Bis zur 94. Minuten. Dann habe ich ausgeschaltet. Die Pep-Show ertrage ich nicht. War aber gut. Keine Frage. Besonders hat mir in diesem Spiel etwas gefallen, was überhaupt nicht da war: Der VAR. Es ist so schön, Fußball zu sehen, ohne sich noch Gedanken darüber machen zu müssen, was irgendwelche Herren in einem Keller denken könnten.
Diese Herren hätten Kompanys Fouls eventuell auf eine Rote Karte upgegradet. Das war eine Notbremse.
Dass es eine Notbremse war, sehe ich auch so. Aber was hätte es dem Spiel gebracht?
Mehr Gerechtigkeit!
Herrje. Hören Sie doch mal damit auf. Wollen wir das schon wieder diskutieren?
Lassen wir das. Die Winterpause der Bundesliga verbrachte ein Großteil der Profis in einem Restaurant in Dubai.
Ich nenne es auch „Das Restaurant am Ende der Welt“. Schreiben Sie das ruhig in An und Abführung. Das waren Bilder. Ribery lässt sich ein Goldsteak servieren. Lewandowski wird von hunderten von Menschen begafft, die alle diesen Moment für ihre eigene Ewigkeit konservieren. Was soll das? Was ist das? Habe ich mich gefragt. Die Videos von dem Typen werden millionenfach geschaut. Dazu diese Handbewegung. Was soll das verdammt noch einmal?
Welche Handbewegung, Herr Dembowski?
Jede unsere Handbewegung hat einen besonderen Sinn, weil wir eine Bewegung sind, sangen Tocotronic bevor sie in den Zauberwald zogen. Das waren ja konkrete Beobachtungen damals. Das ist auch eine Bewegung. Die all das vereint, was wir an unserer Zeit unbedingt verachten müssen.
Fußballer geben Geld aus, Herr Dembowski. Wieso sollte man das verachten?
Weil es so viel Platz einnimmt. Weil diese Typen sich überall ausbreiten und mit Ihrer Dekadenz die Gesellschaft verpesten. Influencer meets Influencer. Ich kotze.
Sie haben an Silvester gekotzt. Weil Sie kein Influencer sind?
Weil ich besoffen war. Das hatten wir aber schon. Diese Typen gehen nach Dubai, um zu relaxen und trainieren dann in Katar, um sich vorzubereiten. Da unten ist ein Brandherd dieser Erde. Erst heute durften Mitglieder der katarischen Delegation nicht in die Emirate einreisen. Niemand adressiert das. Sicher nicht die Typen, denen alles egal ist. Die Leben in einer kompletten Parallelwelt. Wie soll man die noch ernst nehmen?

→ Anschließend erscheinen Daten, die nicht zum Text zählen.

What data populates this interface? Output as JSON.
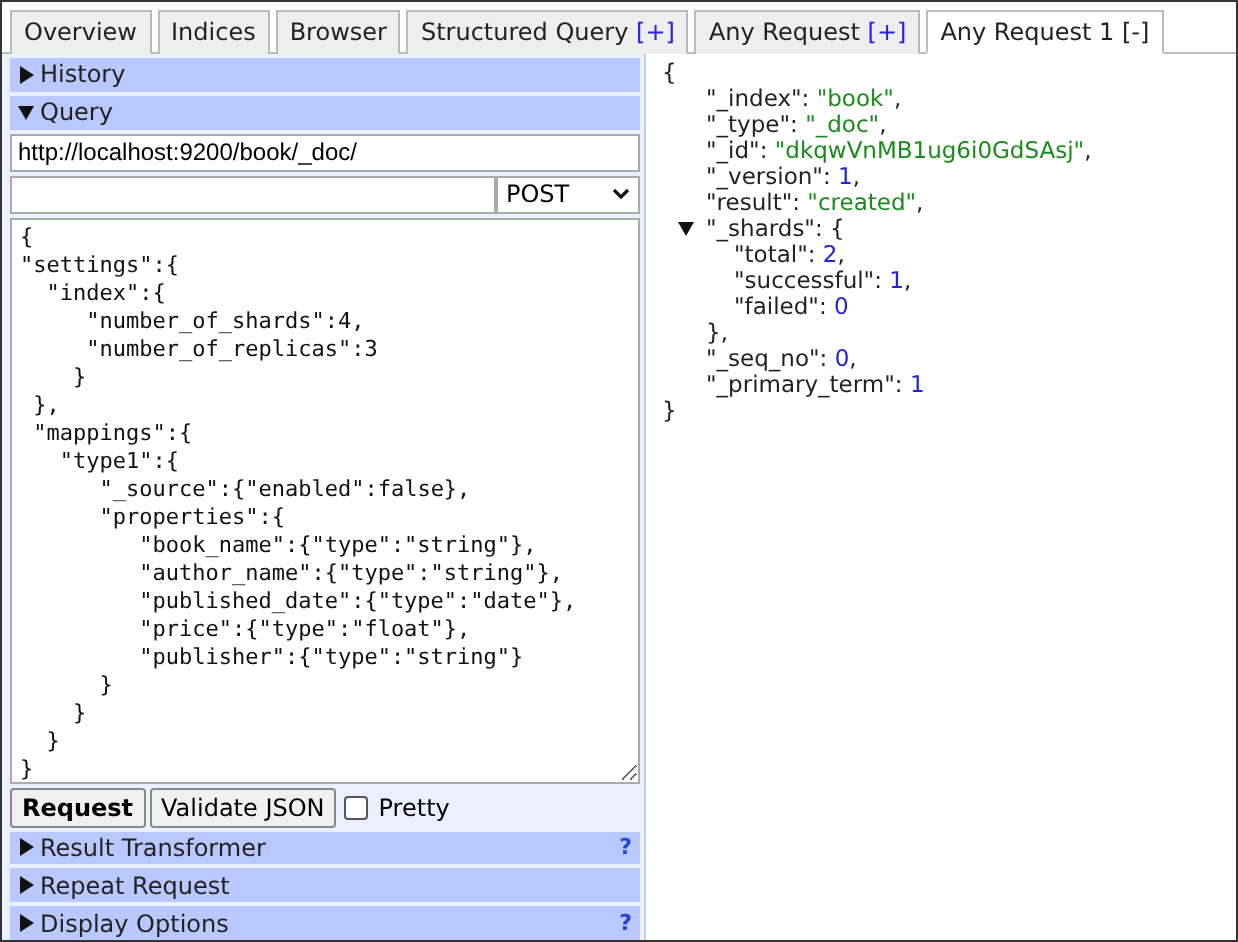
{
  "tabs": [
    {
      "label": "Overview",
      "selected": false
    },
    {
      "label": "Indices",
      "selected": false
    },
    {
      "label": "Browser",
      "selected": false
    },
    {
      "label": "Structured Query",
      "action": "[+]",
      "selected": false
    },
    {
      "label": "Any Request",
      "action": "[+]",
      "selected": false
    },
    {
      "label": "Any Request 1",
      "action": "[-]",
      "selected": true
    }
  ],
  "sections": [
    {
      "label": "History",
      "expanded": false
    },
    {
      "label": "Query",
      "expanded": true,
      "query": {
        "url": "http://localhost:9200/book/_doc/",
        "method": "POST",
        "body": "{\n\"settings\":{\n  \"index\":{\n     \"number_of_shards\":4,\n     \"number_of_replicas\":3\n    }\n },\n \"mappings\":{\n   \"type1\":{\n      \"_source\":{\"enabled\":false},\n      \"properties\":{\n         \"book_name\":{\"type\":\"string\"},\n         \"author_name\":{\"type\":\"string\"},\n         \"published_date\":{\"type\":\"date\"},\n         \"price\":{\"type\":\"float\"},\n         \"publisher\":{\"type\":\"string\"}\n      }\n    }\n  }\n}",
        "buttons": [
          {
            "label": "Request",
            "primary": true
          },
          {
            "label": "Validate JSON",
            "primary": false
          }
        ],
        "pretty": {
          "label": "Pretty",
          "checked": false
        }
      }
    },
    {
      "label": "Result Transformer",
      "expanded": false,
      "help": "?"
    },
    {
      "label": "Repeat Request",
      "expanded": false
    },
    {
      "label": "Display Options",
      "expanded": false,
      "help": "?"
    }
  ],
  "result": {
    "open": "{",
    "close": "}",
    "entries": [
      {
        "key": "\"_index\": ",
        "value": "\"book\"",
        "kind": "string",
        "tail": ","
      },
      {
        "key": "\"_type\": ",
        "value": "\"_doc\"",
        "kind": "string",
        "tail": ","
      },
      {
        "key": "\"_id\": ",
        "value": "\"dkqwVnMB1ug6i0GdSAsj\"",
        "kind": "string",
        "tail": ","
      },
      {
        "key": "\"_version\": ",
        "value": "1",
        "kind": "number",
        "tail": ","
      },
      {
        "key": "\"result\": ",
        "value": "\"created\"",
        "kind": "string",
        "tail": ","
      },
      {
        "key": "\"_shards\": ",
        "value": "{",
        "kind": "object",
        "expanded": true,
        "close": "},",
        "children": [
          {
            "key": "\"total\": ",
            "value": "2",
            "kind": "number",
            "tail": ","
          },
          {
            "key": "\"successful\": ",
            "value": "1",
            "kind": "number",
            "tail": ","
          },
          {
            "key": "\"failed\": ",
            "value": "0",
            "kind": "number"
          }
        ]
      },
      {
        "key": "\"_seq_no\": ",
        "value": "0",
        "kind": "number",
        "tail": ","
      },
      {
        "key": "\"_primary_term\": ",
        "value": "1",
        "kind": "number"
      }
    ]
  }
}
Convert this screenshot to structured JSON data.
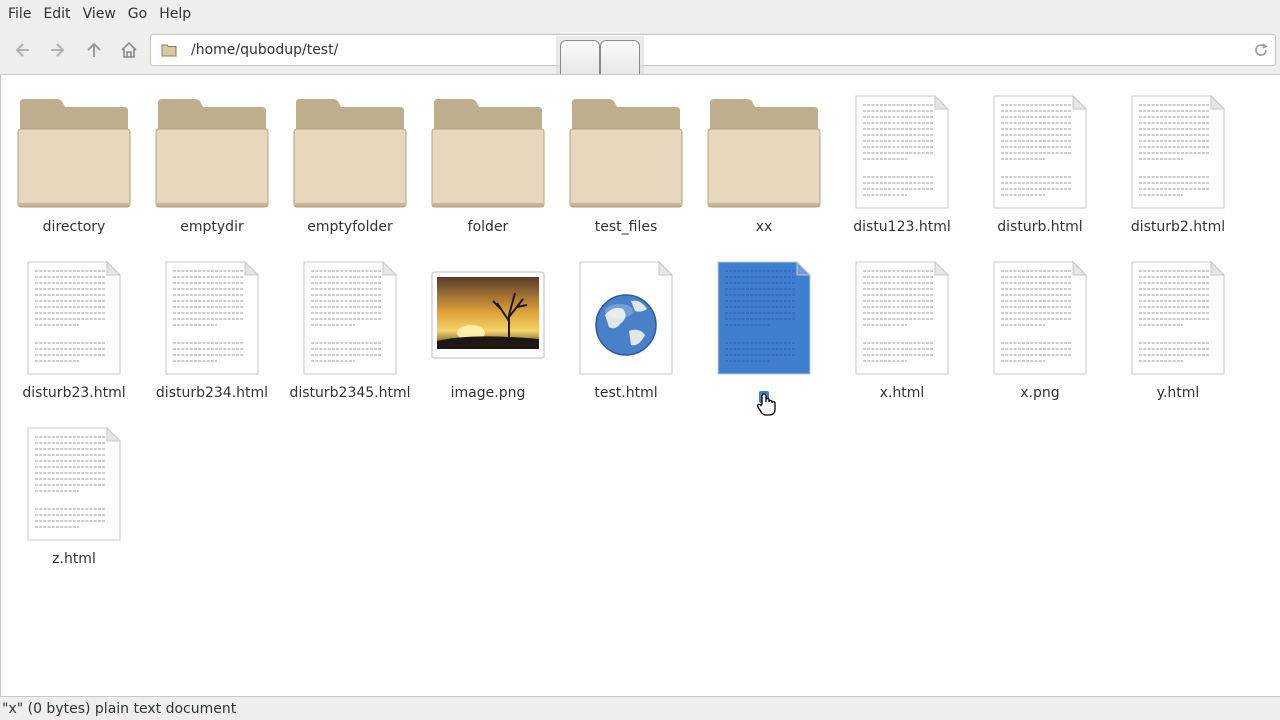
{
  "menu": [
    "File",
    "Edit",
    "View",
    "Go",
    "Help"
  ],
  "toolbar": {
    "back_icon": "back-arrow-icon",
    "forward_icon": "forward-arrow-icon",
    "up_icon": "up-arrow-icon",
    "home_icon": "home-icon",
    "location": "/home/qubodup/test/",
    "reload_icon": "reload-icon"
  },
  "items": [
    {
      "name": "directory",
      "type": "folder"
    },
    {
      "name": "emptydir",
      "type": "folder"
    },
    {
      "name": "emptyfolder",
      "type": "folder"
    },
    {
      "name": "folder",
      "type": "folder"
    },
    {
      "name": "test_files",
      "type": "folder"
    },
    {
      "name": "xx",
      "type": "folder"
    },
    {
      "name": "distu123.html",
      "type": "text"
    },
    {
      "name": "disturb.html",
      "type": "text"
    },
    {
      "name": "disturb2.html",
      "type": "text"
    },
    {
      "name": "disturb23.html",
      "type": "text"
    },
    {
      "name": "disturb234.html",
      "type": "text"
    },
    {
      "name": "disturb2345.html",
      "type": "text"
    },
    {
      "name": "image.png",
      "type": "image"
    },
    {
      "name": "test.html",
      "type": "web"
    },
    {
      "name": "x",
      "type": "text-selected"
    },
    {
      "name": "x.html",
      "type": "text"
    },
    {
      "name": "x.png",
      "type": "text"
    },
    {
      "name": "y.html",
      "type": "text"
    },
    {
      "name": "z.html",
      "type": "text"
    }
  ],
  "status": "\"x\" (0 bytes) plain text document",
  "colors": {
    "folder_body": "#e7d8bd",
    "folder_tab": "#bfae8e",
    "selection": "#3f7fcf"
  }
}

FIFA-Präsident Infantino arbeitet bereits an einer Lösung. Er bringt der Region in 2022 nicht nur die Weltmeisterschaft, sondern auch den Frieden.
Genau. Dieser Größenwahn. Wie soll man das ertragen?
Sie arbeiten im Fußballnachrichtengeschäft. Sie sind einer der Putzerfische in diesem Geschäft. Fällt für Sie vielleicht zu wenig ab?
Was ist das für eine Frage? Reden wir über Fußball.
Christian Pulisic verlässt den BVB im Sommer. Ist Dortmunds Angriff auf Amerika somit gescheitert?
Mitnichten. Dieser Transfer ist auch aus Marketingsicht ein Geniestreich. Der BVB wird für immer der Verein bleiben, der Pulisic in die Umlaufbahn kapituliert hat. Jetzt kommt mit Giovanni Reyna der nächste junge Amerikaner. Wenn der BVB den auch noch entwickeln kann, werden sie in den USA komplett durch die Decke gehen. Haben Sie bemerkt, wie sich in den letzten Monaten etwas gewandelt hat?
Ja! Der BVB steht wieder an der Tabellenspitze.
Das mein ich nicht. Das sehen wir alle. Aber der BVB weint Spielern nicht mehr hinterher. Bis der Ballspielverein diesen Punkt erreicht hatte, verging viel Zeit. Aber es war wahrscheinlich die wichtigste Erkenntnis der letzten Jahre. Jetzt verliert Dortmund keine Spieler mehr, sondern gewinnt Ansehen. Neue Spieler kommen, werden entwickelt und gehen wieder. Und weil sie so gut entwickelt werden, kommen nur noch die besten Spieler, die dann in der Folge für noch mehr Geld wechseln werden. Bleiben Sie dabei sportlich stabil und interessieren sich also auch für den Kader und nicht nur die Talententwicklung, haben sie wahrscheinlich das beste Modell für Profivereine ohne Staatsfinanzierung entwickelt. Und sie haben Vorsprung.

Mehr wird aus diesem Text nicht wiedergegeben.